Musica dolorosa, Musica appassionata, bis hin zu Musica serena… Das ist wohl symbolisch für Ihren Lebensweg. Sind Sie jetzt ruhig geworden?
In Bezug auf Musica appassionata und Musica serena – ja. Die Musica appassionata – Energie der Lebensreife, Leidenschaft, Feurigkeit als auch Trauer um das unaufhaltsame Zerfließen der Zeit. Und die Musica serena – lauer Lebensabend, Weisheit, doch die Liebe und der Idealismus gehen nie zu Ende.
Musica dolorosa, schmerzliche Musik… Da ist ja viel Zähneknirschen enthalten. Von Mozart’s süßem Schmerz sind wir weit entfernt….
Musica dolorosa ist mein tragischstes Opus. Keine Hoffnung, nur Schmerz und Verzweiflung. Ein Requiem zum Gedenken an meine Schwester Marta.
Würden Sie eine Musica Serena auch heute schreiben, in der Corona-Krise?
In der eventuellen Musica serena 2 wären freilich mehr Liebe, Mitleid, Licht der Hoffnung im Ausklang.
Wie haben Sie diese COVID-Krise persönlich erlebt?
Die Einsamkeit, um richtiger zu sagen, Zweisamkeit ist der natürliche Zustand eines Komponisten.

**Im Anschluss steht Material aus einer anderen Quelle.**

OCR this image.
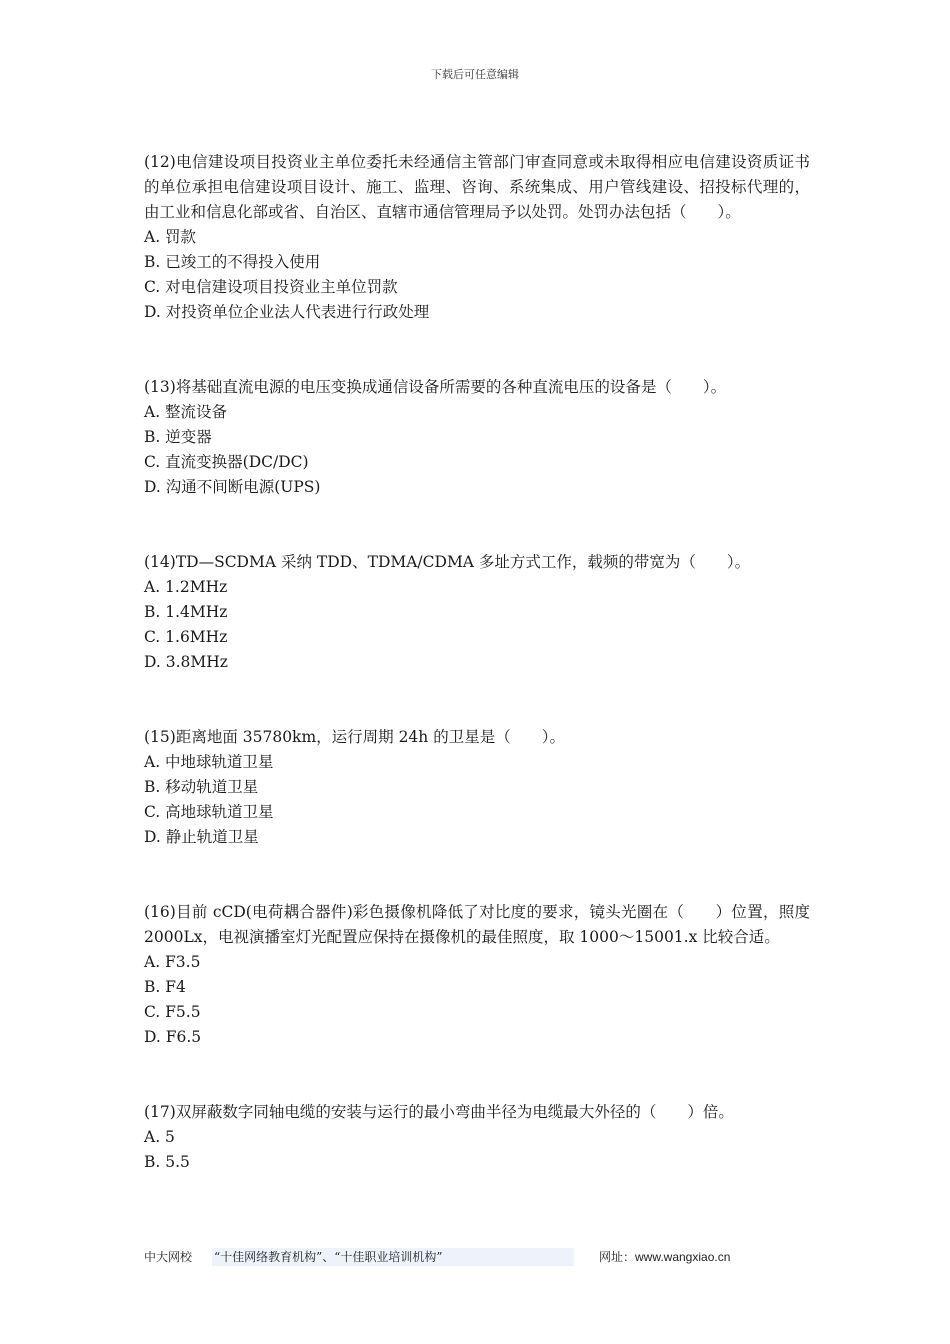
下载后可任意编辑

(12)电信建设项目投资业主单位委托未经通信主管部门审查同意或未取得相应电信建设资质证书的单位承担电信建设项目设计、施工、监理、咨询、系统集成、用户管线建设、招投标代理的，由工业和信息化部或省、自治区、直辖市通信管理局予以处罚。处罚办法包括（　　）。

A. 罚款

B. 已竣工的不得投入使用

C. 对电信建设项目投资业主单位罚款

D. 对投资单位企业法人代表进行行政处理

(13)将基础直流电源的电压变换成通信设备所需要的各种直流电压的设备是（　　）。

A. 整流设备

B. 逆变器

C. 直流变换器(DC/DC)

D. 沟通不间断电源(UPS)

(14)TD—SCDMA 采纳 TDD、TDMA/CDMA 多址方式工作，载频的带宽为（　　）。

A. 1.2MHz

B. 1.4MHz

C. 1.6MHz

D. 3.8MHz

(15)距离地面 35780km，运行周期 24h 的卫星是（　　）。

A. 中地球轨道卫星

B. 移动轨道卫星

C. 高地球轨道卫星

D. 静止轨道卫星

(16)目前 cCD(电荷耦合器件)彩色摄像机降低了对比度的要求，镜头光圈在（　　）位置，照度 2000Lx，电视演播室灯光配置应保持在摄像机的最佳照度，取 1000～15001.x 比较合适。

A. F3.5

B. F4

C. F5.5

D. F6.5

(17)双屏蔽数字同轴电缆的安装与运行的最小弯曲半径为电缆最大外径的（　　）倍。

A. 5

B. 5.5

中大网校 “十佳网络教育机构”、“十佳职业培训机构”	网址：www.wangxiao.cn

Fast gar keine Konzerte, keine Theaterbesuche, keine Reisen ins Ausland, um die ausländischen Interpreten meiner Werke zu treffen. Dafür kann ich Musik hören, Bücher lesen, stundenlange Spaziergänge machen und ungestört arbeiten.
Haben Sie in der Zeit neue Werke komponiert?
Vor kurzem habe ich mein 2. Violinkonzert ‘Im Abendlicht’ beendet. Der Name des Musikwerkes enthüllt den Schlüssel zur Atmosphäre dieser Komposition. Mein 1. Violinkonzert ‘Fernes Licht’, das 2. ‘Im Abendlicht’- das Licht endet niemals.
Wie komponieren Sie überhaupt? Am Klavier, am Computer….
Meine Kompositionen trage ich monatelang aus, am Klavier schreibe ich mit einem Bleistift aufs Notenpapier.
Wie hat die Corona-Krise die Welt verändert, Ihrer Meinung nach?
Man möchte schon glauben, dass nach der Corona-Krise ein neuer Anfang kommt. Ich hoffe, dass die Menschen mehr in sich hineinschauen. Die Frage ist – was erblicken sie?
Sehen eine Rückkehr zu mehr Ruhe, vielleicht zu mehr Besinnlichkeit oder gar Religiosität? Gerade die Religion war ja für Sie immer wichtig und ein Rückgrat?
Es ist die höchste Zeit, den wahnsinnigen Lauf nach immer wieder neuem Spielzeug, neuen Sachen und Vergnügungen zu hemmen. Man müsste Zeit finden, unsere Blicke in die Richtung sternklarer Unendlichkeit zu lenken und sich zu fragen, warum wir zu dieser Welt gekommen sind und ob wir es gewollt haben, sie ein wenig besser zu machen.
Sie werden jetzt 75 Jahre alt. Was ist, rückblickend, das Wichtigste oder das Befriedigendste, das Sie erreicht haben?
Wenn ich vom Gipfel meiner 75 Jahre auf das verbrachte Leben zurück blicke, frage ich mich natürlich, ob meine Such- und Zweifelsjahre nicht zu lange gedauert haben. Dennoch habe ich, Gott sei Dank, meinen Weg in die Musik gefunden und in jedes Musikwerk habe ich die ganze in mir vorhandene Liebe eingewebt.
Und, wenn jemand unter meinen Musikhörern das herausgehört hat, dann sind wir Brüder und Schwestern.